Now, I want to go on to another memo. Democracy Now! has obtained the text of a memo that’s been sent to employees at USAID. This is to thousands of employees, about reading the recently released WikiLeaks documents, and it comes from the Department of State. They have also warned their own employees. This memo reads, quote, "Any classified information that may have been unlawfully disclosed and released on the Wikileaks web site was not 'declassified' by an appopriate authority and therefore requires continued classification and protection as such from government personnel... Accessing the Wikileaks web site from any computer may be viewed as a violation of the SF-312 agreement... Any discussions concerning the legitimacy of any documents or whether or not they are classified must be conducted within controlled access areas (overseas) or within restricted areas (USAID/Washington)... The documents should not be viewed, downloaded, or stored on your USAID unclassified network computer or home computer; they should not be printed or retransmitted in any fashion."

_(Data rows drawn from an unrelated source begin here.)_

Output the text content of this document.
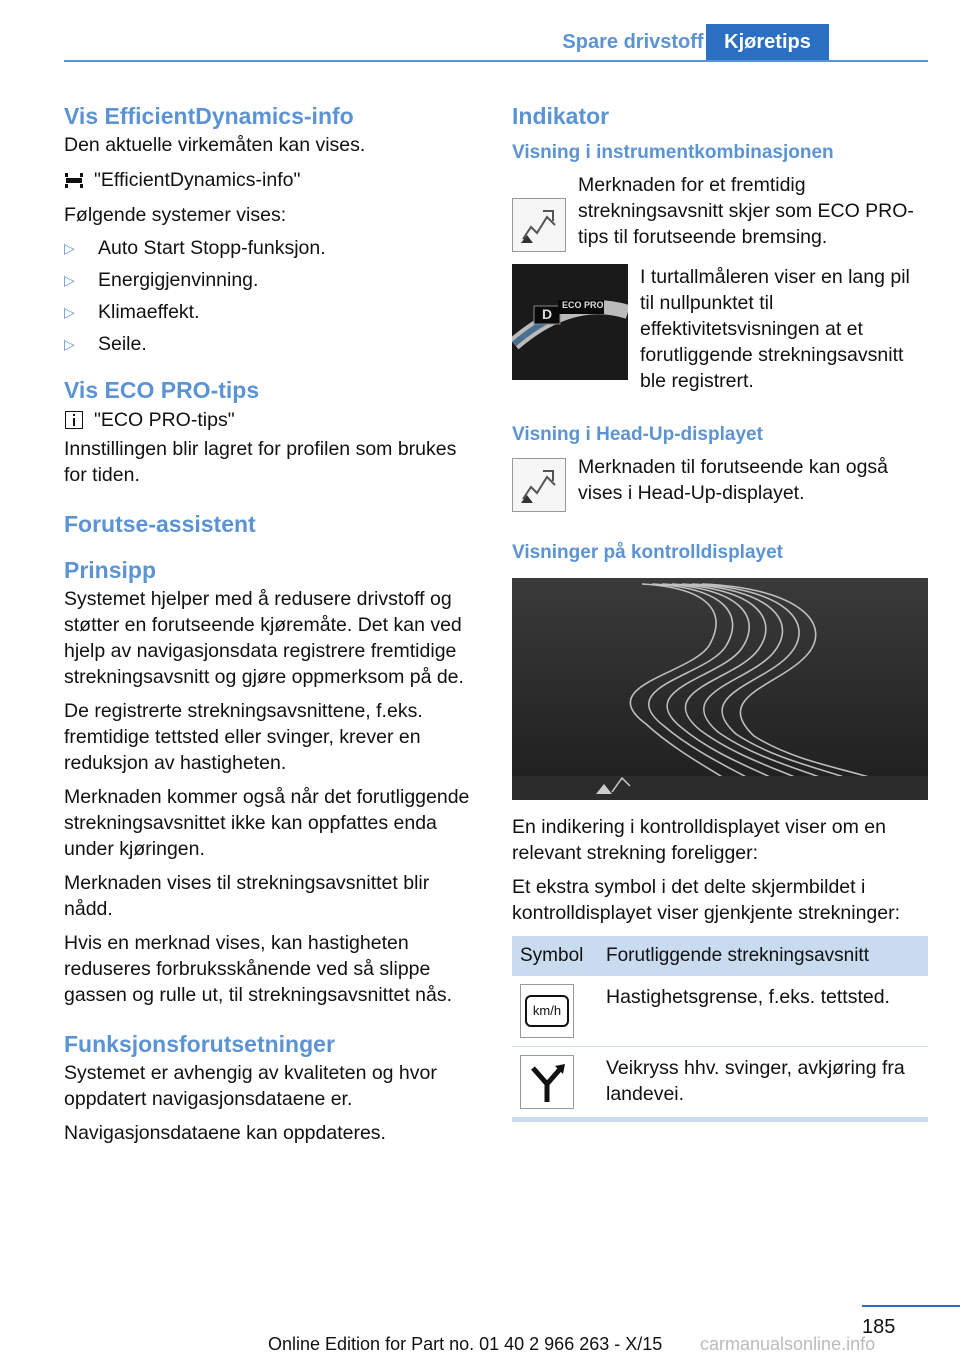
Spare drivstoff	Kjøretips
Vis EfficientDynamics-info

Den aktuelle virkemåten kan vises.

"EfficientDynamics-info"

Følgende systemer vises:

▷	Auto Start Stopp-funksjon.
▷	Energigjenvinning.
▷	Klimaeffekt.
▷	Seile.
Vis ECO PRO-tips
"ECO PRO-tips"

Innstillingen blir lagret for profilen som brukes for tiden.

Forutse-assistent
Prinsipp

Systemet hjelper med å redusere drivstoff og støtter en forutseende kjøremåte. Det kan ved hjelp av navigasjonsdata registrere fremtidige strekningsavsnitt og gjøre oppmerksom på de.

De registrerte strekningsavsnittene, f.eks. fremtidige tettsted eller svinger, krever en reduksjon av hastigheten.

Merknaden kommer også når det forutliggende strekningsavsnittet ikke kan oppfattes enda under kjøringen.

Merknaden vises til strekningsavsnittet blir nådd.

Hvis en merknad vises, kan hastigheten reduseres forbruksskånende ved så slippe gassen og rulle ut, til strekningsavsnittet nås.

Funksjonsforutsetninger

Systemet er avhengig av kvaliteten og hvor oppdatert navigasjonsdataene er.

Navigasjonsdataene kan oppdateres.

Indikator
Visning i instrumentkombinasjonen

Merknaden for et fremtidig strekningsavsnitt skjer som ECO PRO-tips til forutseende bremsing.

D
ECO PRO

I turtallmåleren viser en lang pil til nullpunktet til effektivitetsvisningen at et forutliggende strekningsavsnitt ble registrert.

Visning i Head-Up-displayet

Merknaden til forutseende kan også vises i Head-Up-displayet.

Visninger på kontrolldisplayet

En indikering i kontrolldisplayet viser om en relevant strekning foreligger:

Et ekstra symbol i det delte skjermbildet i kontrolldisplayet viser gjenkjente strekninger:

Symbol	Forutliggende strekningsavsnitt

km/h	Hastighetsgrense, f.eks. tettsted.

	Veikryss hhv. svinger, avkjøring fra landevei.
185
Online Edition for Part no. 01 40 2 966 263 - X/15 carmanualsonline.info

That was the memo that went out to thousands of employees at USAID. The State Department has warned all their employees, you are not to access WikiLeaks, not only at the State Department, which they’ve blocked, by the way, WikiLeaks, but even on your home computers. Even if you’ve written a cable yourself, one of these cables that are in the trove of the documents, you cannot put your name in to see if that is one of the cables that has been released. This warning is going out throughout not only the government, as we see, but to prospective employees all over the country, even on their home computers. Steven Aftergood, your response?

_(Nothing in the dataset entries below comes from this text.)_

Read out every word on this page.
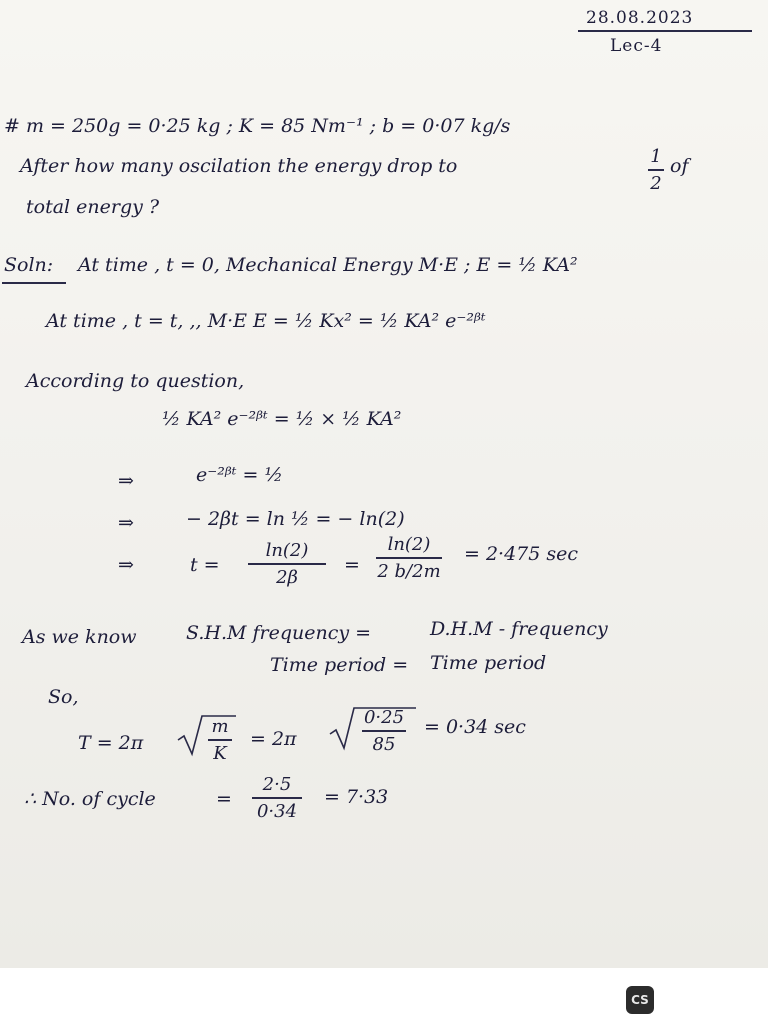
28.08.2023
Lec-4
# m = 250g = 0·25 kg ; K = 85 Nm⁻¹ ; b = 0·07 kg/s
After how many oscilation the energy drop to	1
2
of
total energy ?
Soln: At time , t = 0, Mechanical Energy M·E ; E = ½ KA²
At time , t = t, ,, M·E E = ½ Kx² = ½ KA² e⁻²ᵝᵗ
According to question,
½ KA² e⁻²ᵝᵗ = ½ × ½ KA²
⇒	e⁻²ᵝᵗ = ½
⇒	− 2βt = ln ½ = − ln(2)
⇒	t =
ln(2)
2β
=
ln(2)
2 b/2m
= 2·475 sec
As we know	S.H.M frequency =	D.H.M - frequency
Time period = Time period
So,
T = 2π
m
K
= 2π
0·25
85
= 0·34 sec
∴ No. of cycle	=
2·5
0·34
= 7·33
CS
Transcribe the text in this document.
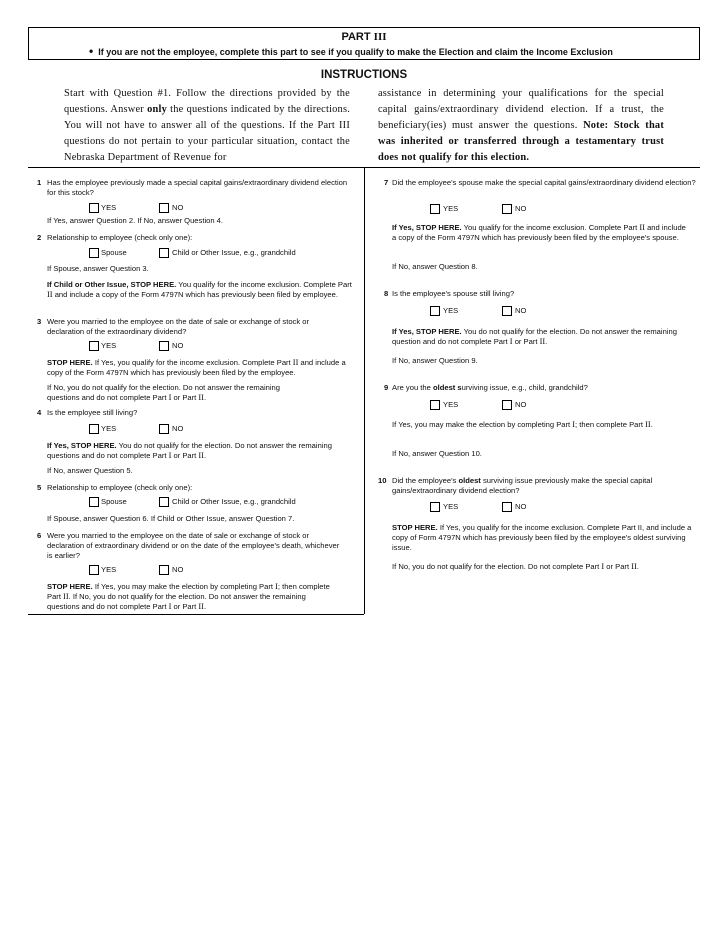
PART III
• If you are not the employee, complete this part to see if you qualify to make the Election and claim the Income Exclusion
INSTRUCTIONS

Start with Question #1. Follow the directions provided by the questions. Answer only the questions indicated by the directions. You will not have to answer all of the questions. If the Part III questions do not pertain to your particular situation, contact the Nebraska Department of Revenue for

assistance in determining your qualifications for the special capital gains/extraordinary dividend election. If a trust, the beneficiary(ies) must answer the questions. Note: Stock that was inherited or transferred through a testamentary trust does not qualify for this election.

1 Has the employee previously made a special capital gains/extraordinary dividend election for this stock?
YES	NO
If Yes, answer Question 2. If No, answer Question 4.
2 Relationship to employee (check only one):
Spouse	Child or Other Issue, e.g., grandchild
If Spouse, answer Question 3.
If Child or Other Issue, STOP HERE. You qualify for the income exclusion. Complete Part II and include a copy of the Form 4797N which has previously been filed by employee.
3 Were you married to the employee on the date of sale or exchange of stock or declaration of the extraordinary dividend?
YES	NO
STOP HERE. If Yes, you qualify for the income exclusion. Complete Part II and include a copy of the Form 4797N which has previously been filed by the employee.
If No, you do not qualify for the election. Do not answer the remaining questions and do not complete Part I or Part II.
4 Is the employee still living?
YES	NO
If Yes, STOP HERE. You do not qualify for the election. Do not answer the remaining questions and do not complete Part I or Part II.
If No, answer Question 5.
5 Relationship to employee (check only one):
Spouse	Child or Other Issue, e.g., grandchild
If Spouse, answer Question 6. If Child or Other Issue, answer Question 7.
6 Were you married to the employee on the date of sale or exchange of stock or declaration of extraordinary dividend or on the date of the employee's death, whichever is earlier?
YES	NO
STOP HERE. If Yes, you may make the election by completing Part I; then complete Part II. If No, you do not qualify for the election. Do not answer the remaining questions and do not complete Part I or Part II.
7 Did the employee's spouse make the special capital gains/extraordinary dividend election?
YES	NO
If Yes, STOP HERE. You qualify for the income exclusion. Complete Part II and include a copy of the Form 4797N which has previously been filed by the employee's spouse.
If No, answer Question 8.
8 Is the employee's spouse still living?
YES	NO
If Yes, STOP HERE. You do not qualify for the election. Do not answer the remaining question and do not complete Part I or Part II.
If No, answer Question 9.
9 Are you the oldest surviving issue, e.g., child, grandchild?
YES	NO
If Yes, you may make the election by completing Part I; then complete Part II.
If No, answer Question 10.
10 Did the employee's oldest surviving issue previously make the special capital gains/extraordinary dividend election?
YES	NO
STOP HERE. If Yes, you qualify for the income exclusion. Complete Part II, and include a copy of Form 4797N which has previously been filed by the employee's oldest surviving issue.
If No, you do not qualify for the election. Do not complete Part I or Part II.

STEVEN AFTERGOOD: It’s obviously insane. I mean, if they’re not allowed to read the cables on WikiLeaks, they shouldn’t be allowed to read the cables on the New York Times or other sites. It’s obviously ridiculous. You know, this whole "cablegate" was intended as a provocation. Bradley Manning said it would give thousands of diplomats heart attacks. The system has been provoked. It is—you know, it is outrageous. It’s kind of disgusting. The question is, is it good politics? I don’t think so.

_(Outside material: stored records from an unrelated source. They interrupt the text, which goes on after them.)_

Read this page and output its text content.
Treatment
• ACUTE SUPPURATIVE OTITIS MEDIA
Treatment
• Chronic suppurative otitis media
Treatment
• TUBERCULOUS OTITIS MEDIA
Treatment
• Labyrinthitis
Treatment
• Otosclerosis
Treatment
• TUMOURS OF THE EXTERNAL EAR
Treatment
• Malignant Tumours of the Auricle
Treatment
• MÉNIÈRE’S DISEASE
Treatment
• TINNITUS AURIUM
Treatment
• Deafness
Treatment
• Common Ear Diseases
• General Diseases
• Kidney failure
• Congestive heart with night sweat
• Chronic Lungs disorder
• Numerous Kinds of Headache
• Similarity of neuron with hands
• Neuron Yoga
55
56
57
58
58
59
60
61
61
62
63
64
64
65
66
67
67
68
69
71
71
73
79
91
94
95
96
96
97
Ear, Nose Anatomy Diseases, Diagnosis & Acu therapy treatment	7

AMY GOODMAN: Finally, Glenn Greenwald, your final response?
GLENN GREENWALD: I think that that response is not one caused by WikiLeaks. I think that response is reflective of what our government is and the egos that prevails. And it’s every bit as severe as it was before WikiLeaks existed. And it’s WikiLeaks that is devoted to subverting it. And I think those memos, those disgustingly repressive and authoritarian memos, and the mindset in them, shows why WikiLeaks is so needed.
AMY GOODMAN: We want to leave it there, and we want to thank Glenn Greenwald, speaking to us from Rio de Janeiro in Brazil, a legal blogger at Salon.com, and Steven Aftergood of the Federation for American Scientists, for engaging in this debate.